La présence de carrières de glaise en bordure de la plaine (communes de Sainte-Agathe-la-Bouteresse et de Marcilly-le-Châtel) a permis le développement d'une fabrication artisanale de tuiles et de carreaux de terre cuite, puis de briques, constituant une activité d'appoint, en plus de l'agriculture. Comme ailleurs, la production décolle dans la 2 e moitié du XIXe siècle et jusqu'à la 1 ère moitié du XXe. Un exemple unique de construction médiévale totalement en brique doit tout de même être signalé, l'église de l'abbaye cistercienne de Bonlieu (commune de Sainte-Agathe-la-Bouteresse) en briques moulées et taillées ; la brique est employée également, mais de façon plus anecdotique, au prieuré de Montverdun (en remplissage dans la galerie édifiée vers 1470).A partir des années 1870, la mode des encadrements de baies en brique, relayée par l'expansion du chemin de fer qui permet la commercialisation de matériaux produits à l'échelle départementale, fait de ce type d'encadrement la norme ;mais on constate que la brique reste privilégiée dans les communes qui en fabriquent (" loges " de vigne à Marcilly ; grandes fermes de la commune de Sainte-Foy-Saint-Sulpice).

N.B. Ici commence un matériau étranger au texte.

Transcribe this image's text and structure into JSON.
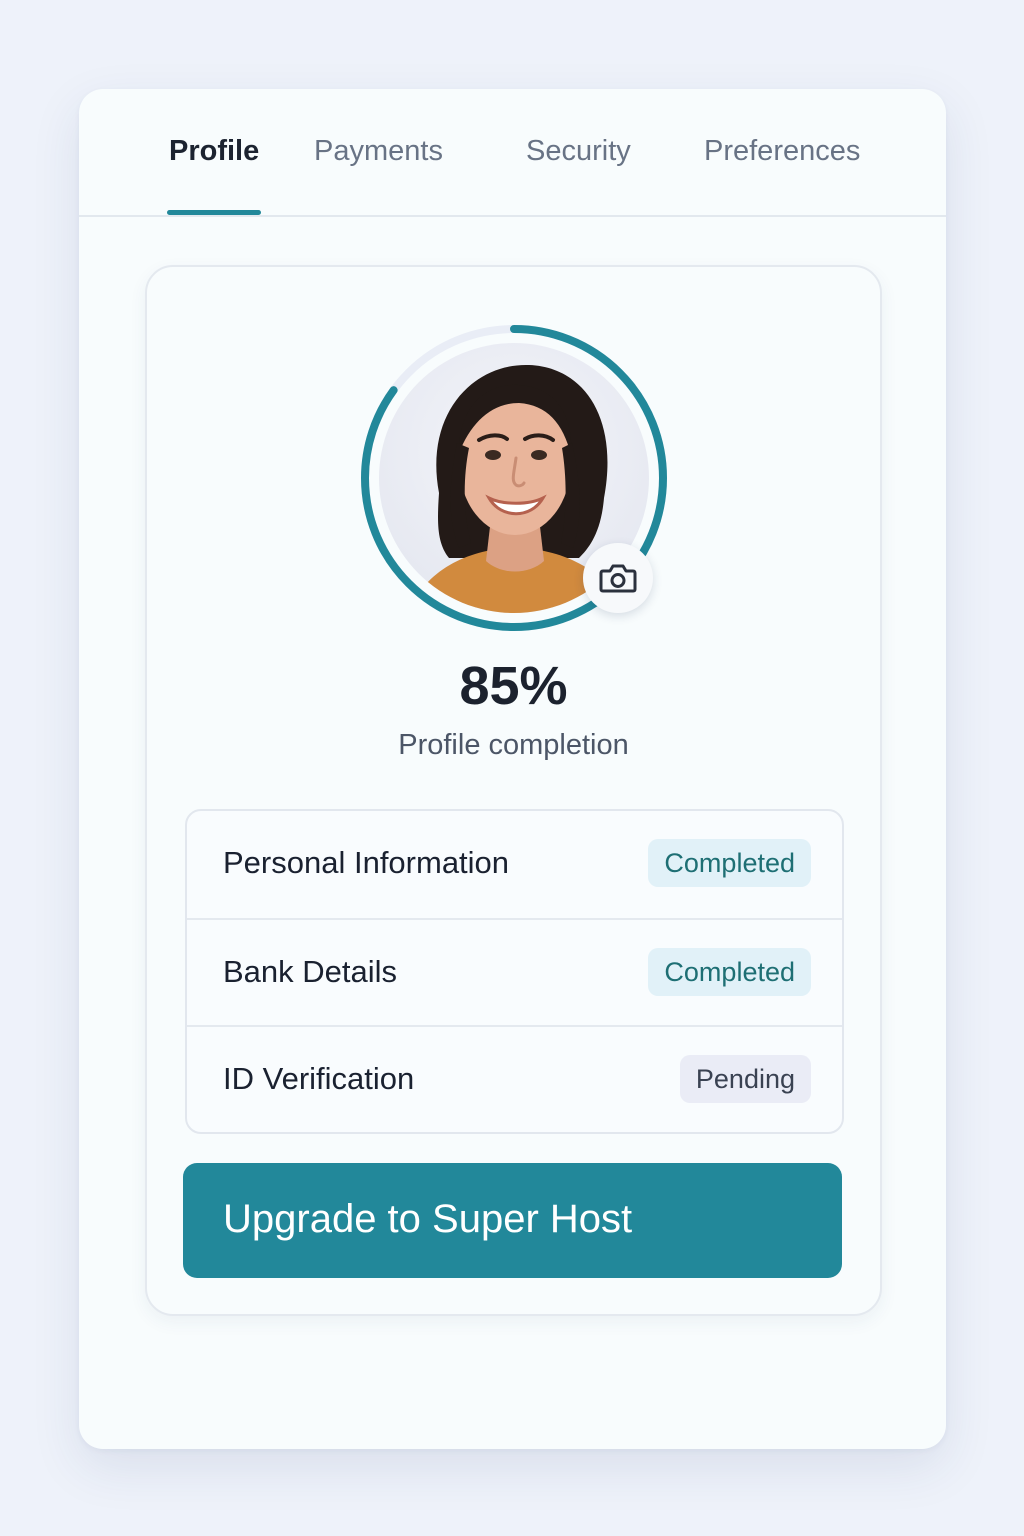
{
  "tabs": [
    {
      "label": "Profile",
      "active": true
    },
    {
      "label": "Payments",
      "active": false
    },
    {
      "label": "Security",
      "active": false
    },
    {
      "label": "Preferences",
      "active": false
    }
  ],
  "profile": {
    "completion_percent": 85,
    "completion_text": "85%",
    "completion_label": "Profile completion",
    "avatar_icon": "user-photo",
    "camera_icon": "camera-icon"
  },
  "checklist": [
    {
      "label": "Personal Information",
      "status": "Completed"
    },
    {
      "label": "Bank Details",
      "status": "Completed"
    },
    {
      "label": "ID Verification",
      "status": "Pending"
    }
  ],
  "cta": {
    "label": "Upgrade to Super Host"
  },
  "colors": {
    "accent": "#22889a",
    "ring_track": "#e9edf6",
    "completed_bg": "#e1f1f8",
    "completed_text": "#1e6f74",
    "pending_bg": "#eaecf6",
    "pending_text": "#3a4252"
  }
}
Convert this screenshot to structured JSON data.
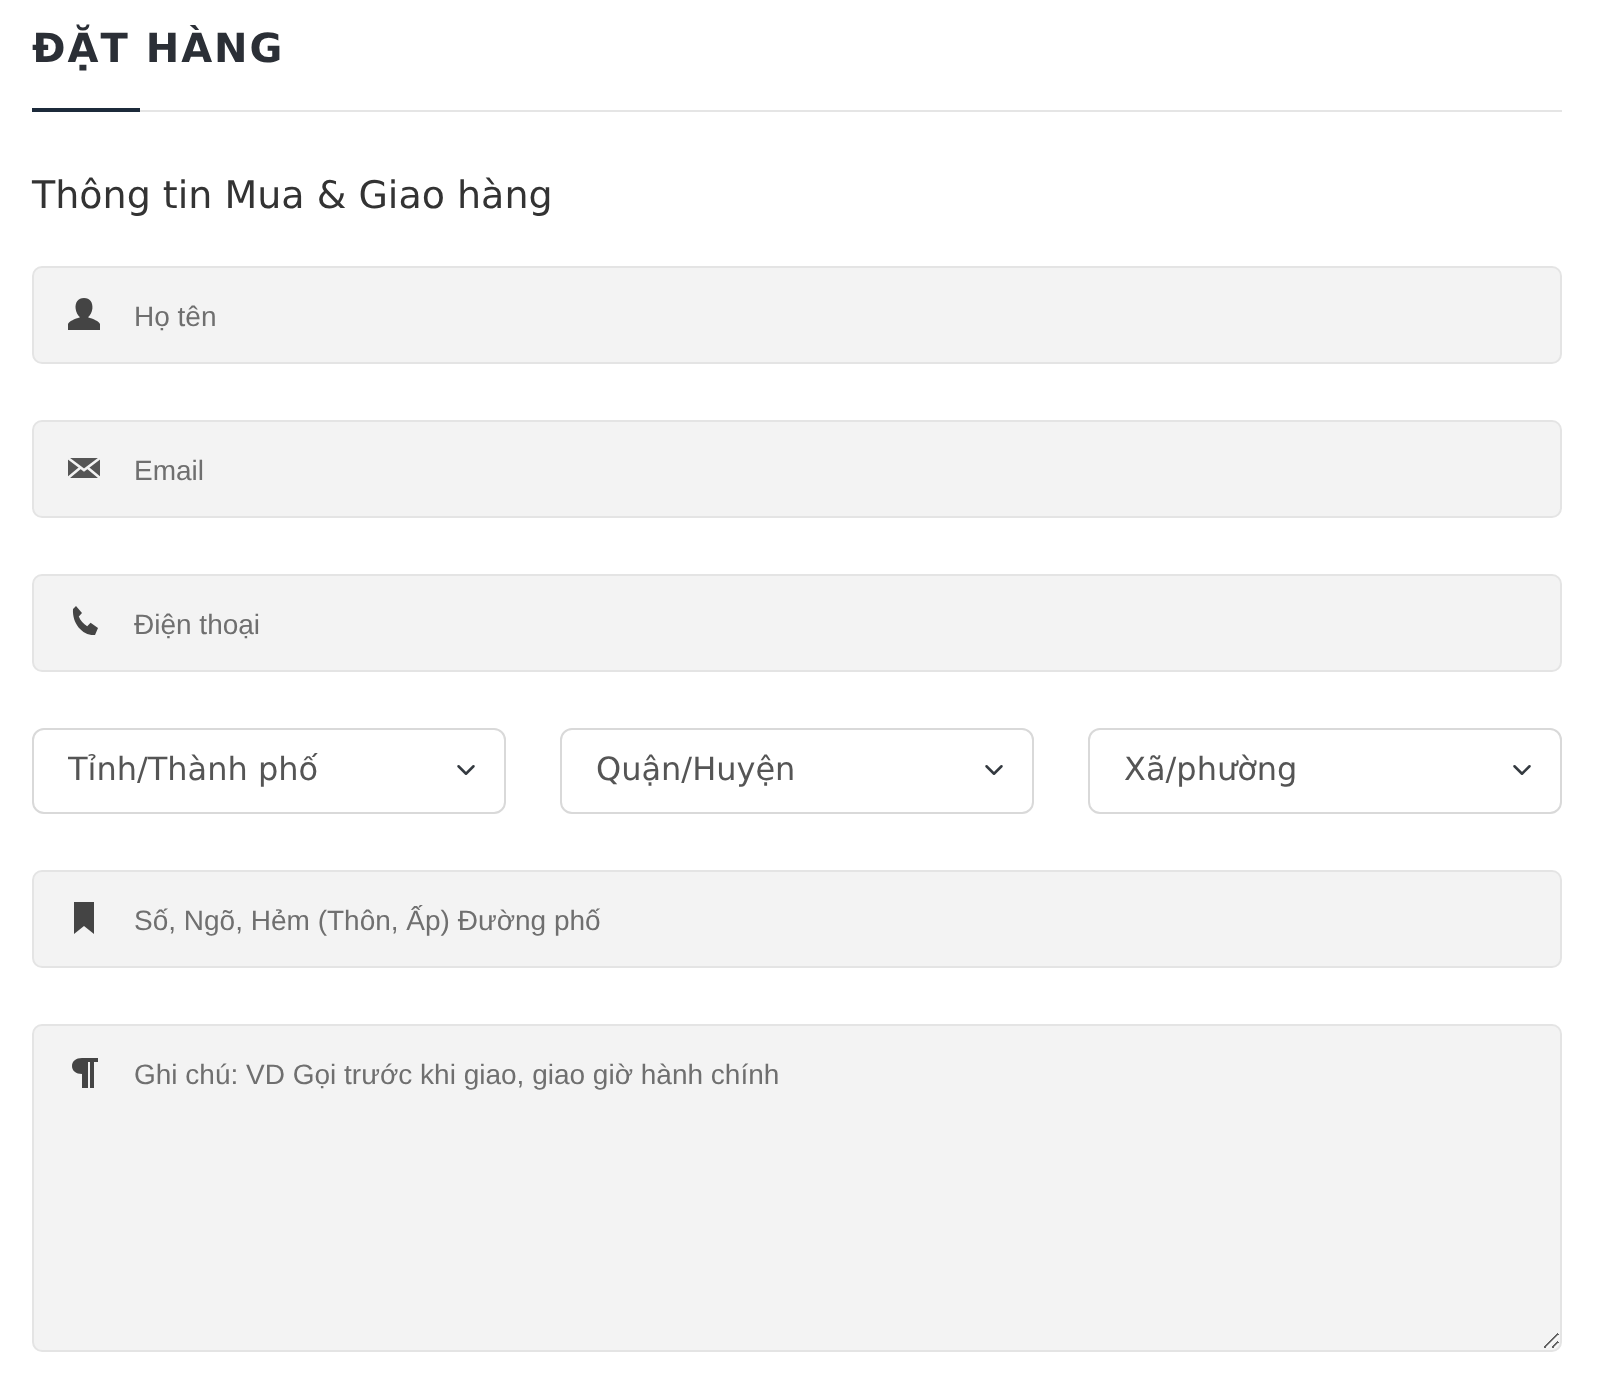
{
  "heading": "ĐẶT HÀNG",
  "subtitle": "Thông tin Mua & Giao hàng",
  "contact_fields": [
    {
      "kind": "person",
      "placeholder": "Họ tên"
    },
    {
      "kind": "mail",
      "placeholder": "Email"
    },
    {
      "kind": "phone",
      "placeholder": "Điện thoại"
    }
  ],
  "location_selects": [
    {
      "value": "Tỉnh/Thành phố"
    },
    {
      "value": "Quận/Huyện"
    },
    {
      "value": "Xã/phường"
    }
  ],
  "address_field": {
    "placeholder": "Số, Ngõ, Hẻm (Thôn, Ấp) Đường phố"
  },
  "note_field": {
    "placeholder": "Ghi chú: VD Gọi trước khi giao, giao giờ hành chính"
  }
}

Le pisé constitue le matériau de construction principal du canton, et de la plaine du Forez en général, ainsi que de la Limagne auvergnate, son équivalent de l'autre côté des monts du Forez, et dans la plaine roannaise. La terre y présente une composition adéquate. La diversité des milieux naturels de l'aire d'étude conditionnent la mise en œuvre du pisé : aux changements liés à l'évolution de la technique s'ajoutent les variantes locales. Un rapide tour d'horizon de l'architecture de cette zone du Forez montre combien le pisé est, jusque dans la première moitié du XXe siècle, un matériau universel. L'architecture religieuse en conserve les plus anciens exemples (prieuré de Montverdun, v. infra), même s'ils sont aujourd'hui peu nombreux ; la nef de l'église de Saint-Etienne-le-Molard, dont seul le clocher-porche était en pierre de taille, a été détruite au XIXe siècle ; dans le canton de Montbrison s'élèvent encore l'église de l'Hôpital-le-Grand, la chapelle des Pénitents (1731) et la chapelle Saint-Joseph à Montbrison. Pour l'architecture militaire, la maison forte de la Bastie d'Urfé (commune de Saint-Etienne-le-Molard,) est un exemple célèbre, dont les textes montrent qu'il n'était pas isolé (maison forte de Goutelas (Marcoux), fortifications du prieuré de Sainte-Foy, château de Boën).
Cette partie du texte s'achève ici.